When it comes to the medical marijuana industry, Peterson said he’s not concerned about the affect the recreational industry may have on it. If anything, he said, “It’ll make (marijuana) available to a larger swath of people.”

“The medical program will continue, and there will be a greater availability to medical patients throughout the state of Maine because there will be 50 locations instead of just eight,” he said.

Deschambault, who is now retired, represents Senate District 32, which encompasses Alfred, Arundel, Dayton, Kennebunkport, Lyman and Biddeford, and was nominated for the committee by Maine Senate President Michael Thibodeau.

Deschambault worked for the Department of Corrections for 43 years, from 1972 to 2015,where she had several positions – primarily in supervision – and worked with juveniles and adults.

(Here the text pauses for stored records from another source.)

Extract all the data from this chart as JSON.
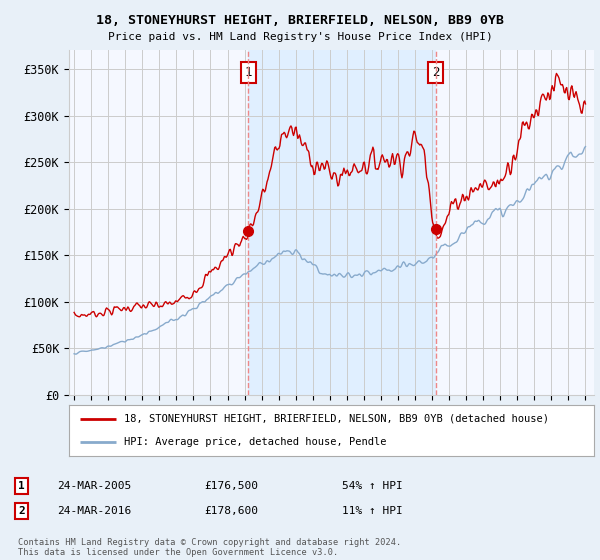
{
  "title1": "18, STONEYHURST HEIGHT, BRIERFIELD, NELSON, BB9 0YB",
  "title2": "Price paid vs. HM Land Registry's House Price Index (HPI)",
  "ylabel_ticks": [
    "£0",
    "£50K",
    "£100K",
    "£150K",
    "£200K",
    "£250K",
    "£300K",
    "£350K"
  ],
  "ylabel_values": [
    0,
    50000,
    100000,
    150000,
    200000,
    250000,
    300000,
    350000
  ],
  "ylim": [
    0,
    370000
  ],
  "xlim_start": 1994.7,
  "xlim_end": 2025.5,
  "vline1_x": 2005.23,
  "vline2_x": 2016.23,
  "marker1_x": 2005.23,
  "marker1_y": 176500,
  "marker2_x": 2016.23,
  "marker2_y": 178600,
  "legend_line1": "18, STONEYHURST HEIGHT, BRIERFIELD, NELSON, BB9 0YB (detached house)",
  "legend_line2": "HPI: Average price, detached house, Pendle",
  "annotation1_date": "24-MAR-2005",
  "annotation1_price": "£176,500",
  "annotation1_hpi": "54% ↑ HPI",
  "annotation2_date": "24-MAR-2016",
  "annotation2_price": "£178,600",
  "annotation2_hpi": "11% ↑ HPI",
  "footnote": "Contains HM Land Registry data © Crown copyright and database right 2024.\nThis data is licensed under the Open Government Licence v3.0.",
  "red_color": "#cc0000",
  "blue_color": "#88aacc",
  "vline_color": "#ee8888",
  "shade_color": "#ddeeff",
  "background_color": "#e8f0f8",
  "plot_bg_color": "#f5f8ff",
  "grid_color": "#cccccc"
}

She also served on the Maine Criminal Justice Commission for 17 years, and for 12 years she worked as a police commissioner, working with prisoners.

“The prisoners would say, ‘You don’t mess with Ms. Deschambault,’” she said with a laugh. “I’ve been privileged to have dealt with people at their lowest, and it’s really something. I have everything in my head and heart.”

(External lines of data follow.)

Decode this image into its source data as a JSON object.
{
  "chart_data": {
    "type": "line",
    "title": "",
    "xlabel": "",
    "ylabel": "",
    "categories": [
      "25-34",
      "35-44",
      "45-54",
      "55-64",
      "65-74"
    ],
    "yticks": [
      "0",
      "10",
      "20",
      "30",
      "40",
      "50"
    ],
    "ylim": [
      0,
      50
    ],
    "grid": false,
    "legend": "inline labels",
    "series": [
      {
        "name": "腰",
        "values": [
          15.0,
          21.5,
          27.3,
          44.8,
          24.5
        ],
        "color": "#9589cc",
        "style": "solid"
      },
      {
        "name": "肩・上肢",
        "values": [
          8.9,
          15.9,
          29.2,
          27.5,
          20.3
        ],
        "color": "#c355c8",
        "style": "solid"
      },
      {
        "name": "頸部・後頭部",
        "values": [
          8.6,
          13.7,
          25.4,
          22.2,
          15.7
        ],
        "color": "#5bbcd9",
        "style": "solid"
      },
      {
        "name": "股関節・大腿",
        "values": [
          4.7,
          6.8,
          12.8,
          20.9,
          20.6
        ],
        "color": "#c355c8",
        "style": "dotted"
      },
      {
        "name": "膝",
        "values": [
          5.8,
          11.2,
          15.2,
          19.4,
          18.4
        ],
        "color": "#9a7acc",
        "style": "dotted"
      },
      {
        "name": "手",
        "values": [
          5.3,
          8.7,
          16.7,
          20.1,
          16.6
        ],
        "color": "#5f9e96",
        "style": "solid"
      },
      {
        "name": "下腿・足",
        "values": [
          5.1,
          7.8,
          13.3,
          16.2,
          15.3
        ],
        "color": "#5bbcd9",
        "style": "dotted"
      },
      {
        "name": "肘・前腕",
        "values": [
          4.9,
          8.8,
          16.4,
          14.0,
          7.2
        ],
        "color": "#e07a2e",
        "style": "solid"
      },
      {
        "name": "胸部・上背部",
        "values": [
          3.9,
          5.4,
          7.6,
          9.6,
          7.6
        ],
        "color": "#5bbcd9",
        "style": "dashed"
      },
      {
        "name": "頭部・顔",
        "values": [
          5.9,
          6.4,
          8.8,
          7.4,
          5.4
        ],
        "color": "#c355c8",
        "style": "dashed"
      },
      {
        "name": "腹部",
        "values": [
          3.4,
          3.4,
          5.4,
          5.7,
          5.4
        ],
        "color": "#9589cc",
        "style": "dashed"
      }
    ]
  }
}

Deschambault also served two terms on the Biddeford City Council, was on the city’s policy committee as a resident, and served on the Biddeford Planning Board.

“I’m a pretty good policy person,” she said. “I want to make sure what we want to do is written clearly.”

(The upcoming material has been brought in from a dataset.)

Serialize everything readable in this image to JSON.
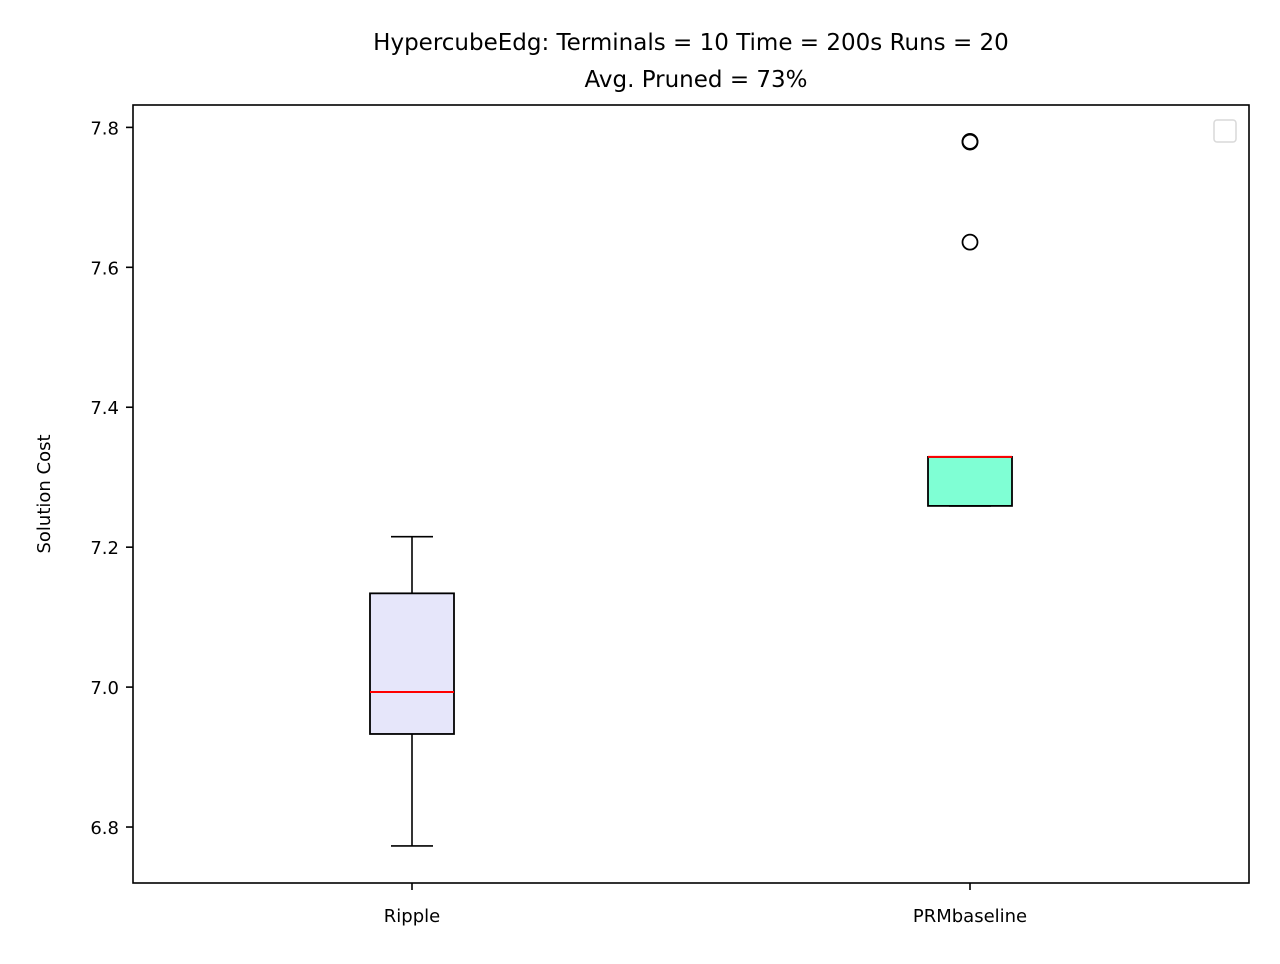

When asked about whether she supported or opposed the measure to legalize marijuana recreationally, whether she ever saw marijuana adversely affect individuals she has worked with in her past professions, or whether she thinks the use of marijuana could get out of control now that it’s legal to use recreationally, Deschambault said she wishes “to maintain being impartial.”

“The task before us is monumental and requires an unbiased view,” she said. “Therefore (those) questions are irrelevant.”

“My forte will be, ‘What are the issues facing enforcement?’ I want to make the job of an officer clear enough so there’s room to say, ‘What do I do now?’

“That’s second nature to me,” she said.

The Maine Sheriffs’ Association will be involved in the framework’s process, she said, as well as state and local police departments. Owners of dispensaries, primary care givers of medical marijuana, physicians, substance abuse providers and advocacy groups will also be involved.

“We’ll be having hearings. We’ll be with the experts, people who have a vested interest in it,” Deschambault said. “The person who wants to open the dispensary; a doctor who has dealt with addiction; the banks who say they are bound by federal law and they can’t even make money or give a loan to build a businesses that is, according to the federal government, illegal. Those are the considerations.”

Deschambault said she’s eager to hear concerns from those who feel they need to share them.

“I truly want to hear what those issues are. I shouldn’t do anything than listen. You would not want me to go in with an agenda. I know what I know, and I’ll only speak up when it’s appropriate. I don’t have an agenda.”

“Sue Deschambault will be listening to people who will address their issues,” she said.